I am much obliged to you for your kind letter <of?> to days date and will call upon you at the Museum on Tuesday next

Sir Henry <1> has promised the original text cylinder of Tiglath Pileser, <2> the one jointly translated by yourself and three other learned men. what other texts he will give I know not, but I believe they will be some of the unpublished tablets from the Daily Telegraph expedition Mr Rodwell <3> will give not Nebuchadnezzar <4> but a Neriglissar <5> text, and one of Assur azir pal, but of course his version will be examined first before it is printed in in <sic> the R of P. <6> Mr Rodwell is a very able Arabic and Amharic Scholar. his address is on the other leaf

Schrœders <7> German translation of the Sycthic <sic> text of the Behistun Inscription <8> is the one which I have written for.
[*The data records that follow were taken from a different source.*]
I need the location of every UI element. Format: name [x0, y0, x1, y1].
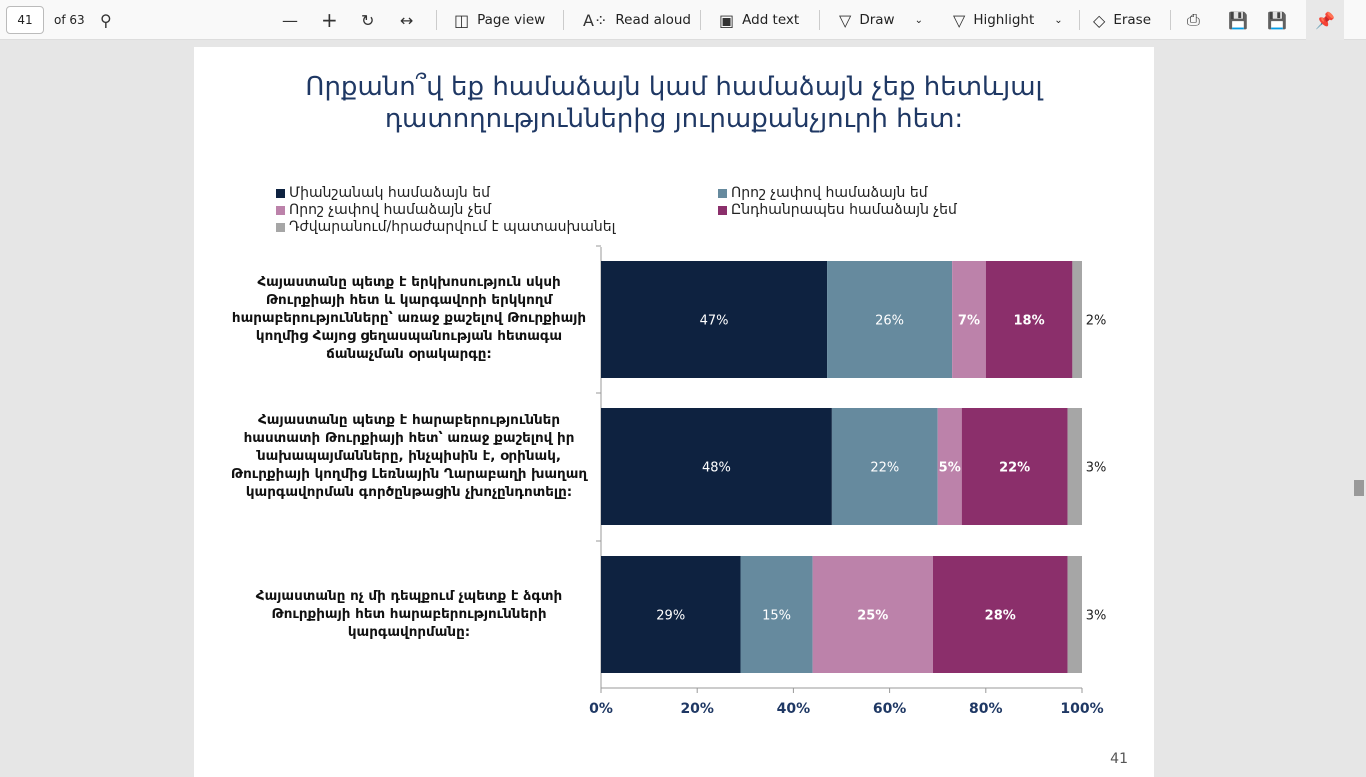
legend-label: Ընդհանրապես համաձայն չեմ [731, 202, 957, 218]
bar-segment [1067, 556, 1082, 673]
page-view-icon: ◫ [454, 10, 470, 30]
bar-segment [601, 408, 832, 525]
search-icon[interactable]: ⚲ [100, 10, 112, 30]
data-label: 48% [702, 461, 731, 476]
data-label: 25% [857, 609, 888, 624]
data-label: 29% [656, 609, 685, 624]
x-tick-label: 60% [873, 701, 907, 717]
pdf-toolbar: 41 of 63 ⚲ — + ↻ ↔ ◫ Page view A⁘ Read alo… [0, 0, 1366, 40]
draw-icon: ▽ [839, 10, 852, 30]
data-label: 47% [700, 314, 729, 329]
add-text-button[interactable]: ▣ Add text [719, 0, 799, 40]
highlight-icon: ▽ [953, 10, 966, 30]
bar-segment [952, 261, 986, 378]
data-label: 18% [1014, 314, 1045, 329]
zoom-out-icon[interactable]: — [282, 10, 298, 30]
legend-swatch [276, 188, 285, 198]
chart-title: Որքանո՞վ եք համաձայն կամ համաձայն չեք հե… [194, 71, 1154, 135]
print-icon[interactable]: ⎙ [1187, 10, 1200, 29]
draw-button[interactable]: ▽ Draw ⌄ [839, 0, 923, 40]
legend-swatch [276, 205, 285, 215]
draw-label: Draw [859, 12, 895, 28]
bar-segment [961, 408, 1068, 525]
scrollbar-thumb[interactable] [1354, 480, 1364, 496]
bar-segment [937, 408, 962, 525]
read-aloud-label: Read aloud [615, 12, 691, 28]
legend-label: Որոշ չափով համաձայն եմ [731, 185, 928, 201]
data-label: 28% [985, 609, 1016, 624]
zoom-in-icon[interactable]: + [321, 8, 338, 32]
data-label: 22% [999, 461, 1030, 476]
legend-swatch [718, 188, 727, 198]
legend-label: Որոշ չափով համաձայն չեմ [289, 202, 492, 218]
bar-segment [1067, 408, 1082, 525]
legend-label: Դժվարանում/հրաժարվում է պատասխանել [289, 219, 616, 235]
legend-label: Միանշանակ համաձայն եմ [289, 185, 490, 201]
data-label: 26% [875, 314, 904, 329]
legend-item: Միանշանակ համաձայն եմ [276, 185, 490, 201]
legend-swatch [276, 222, 285, 232]
bar-segment [601, 556, 741, 673]
data-label: 2% [1086, 314, 1107, 329]
x-tick-label: 20% [680, 701, 714, 717]
page-view-button[interactable]: ◫ Page view [454, 0, 545, 40]
data-label: 7% [958, 314, 980, 329]
highlight-button[interactable]: ▽ Highlight ⌄ [953, 0, 1063, 40]
bar-segment [932, 556, 1068, 673]
x-tick-label: 100% [1060, 701, 1103, 717]
category-label: Հայաստանը ոչ մի դեպքում չպետք է ձգտի Թու… [255, 588, 563, 640]
page-view-label: Page view [477, 12, 546, 28]
save-as-icon[interactable]: 💾 [1267, 10, 1287, 30]
bar-segment [812, 556, 933, 673]
data-label: 3% [1086, 609, 1107, 624]
legend-item: Դժվարանում/հրաժարվում է պատասխանել [276, 219, 615, 235]
erase-button[interactable]: ◇ Erase [1093, 0, 1151, 40]
fit-width-icon[interactable]: ↔ [400, 10, 414, 30]
data-label: 3% [1086, 461, 1107, 476]
stacked-bar-chart: 47% 26% 7% 18% 2% 48% 22% 5% 22% 3% 29% 15% 25% 28% 3%… [589, 245, 1107, 717]
bar-segment [827, 261, 953, 378]
data-label: 15% [762, 609, 791, 624]
legend-item: Որոշ չափով համաձայն չեմ [276, 202, 491, 218]
bar-segment [1072, 261, 1082, 378]
bar-segment [985, 261, 1073, 378]
category-label: Հայաստանը պետք է հարաբերություններ հաստա… [230, 412, 588, 500]
highlight-label: Highlight [973, 12, 1035, 28]
x-tick-label: 40% [777, 701, 811, 717]
rotate-icon[interactable]: ↻ [361, 10, 375, 30]
category-label: Հայաստանը պետք է երկխոսություն սկսի Թուր… [231, 274, 587, 362]
pin-icon[interactable]: 📌 [1306, 0, 1344, 40]
data-label: 22% [870, 461, 899, 476]
page-count: of 63 [54, 13, 85, 27]
add-text-label: Add text [742, 12, 800, 28]
bar-segment [601, 261, 828, 378]
bar-segment [831, 408, 938, 525]
read-aloud-icon: A⁘ [583, 10, 608, 30]
add-text-icon: ▣ [719, 10, 735, 30]
bar-segment [740, 556, 813, 673]
title-line: դատողություններից յուրաքանչյուրի հետ: [384, 104, 964, 134]
x-tick-label: 80% [969, 701, 1003, 717]
chevron-down-icon[interactable]: ⌄ [1054, 14, 1063, 26]
save-icon[interactable]: 💾 [1228, 10, 1248, 30]
legend-item: Ընդհանրապես համաձայն չեմ [718, 202, 957, 218]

We can get it retranslated into English without much trouble if the author consents

I shall be glad to have a reprint and completion of your Assyrian Hymns and also the Sargon Myth

Smith <9> does not withold <sic> the Deluge, but only the Assurbanipal (30 or 40 pages) and Berosus (16 pages)

I remain Dear Sir Yours fally

W. R. Cooper

H. Fox Talbot. Esq. DCL FRS.

Rev. J. M. Rodwell, MA
28, Fellows Road
South Hampstead
N.W.


Notes:

1. Sir Henry Creswicke Rawlinson, 1st Baronet (1810–1895), orientalist.

2. Both WHFT and Rawlinson worked on the inscriptions of Tiglath Pileser I. WHFT translated (March 1857) the inscriptions of a cylinder dating from the reign of the Assyrian King Tiglath Pileser I (1115–1077 BC). Rawlinson published the same year Inscription of Tiglath Pileser I., King of Assyria, B.C. 1150 (London: Royal Asiatic Society: J.W. Parker, 1857).

3. Rev John Medows Rodwell (1808–1900), orientalist.

4. Nebuchadnezzar II, King of the Chaldean dynasty of Babylonia (reigned ca.605– ca.561 BC).

5. A king of Babylon who ruled between 560 and 556 BC.

6. Records of the Past being English Translations of the Assyrian and Egyptian Monuments (London: Samuel Bagster & Sons).

7. Dr Eberhard Schrader (1836–1908), German orientalist & theologian.

8. Behistun Inscription recorded King Darius suppression of a rebellion. [See Doc. No: 02730].

9. George Smith (1840–1876), Assyriologist, The Chaldean Account of the Deluge, reprinted from the “Transactions of the Society of Biblical Archæology” (London: British Museum, 1873).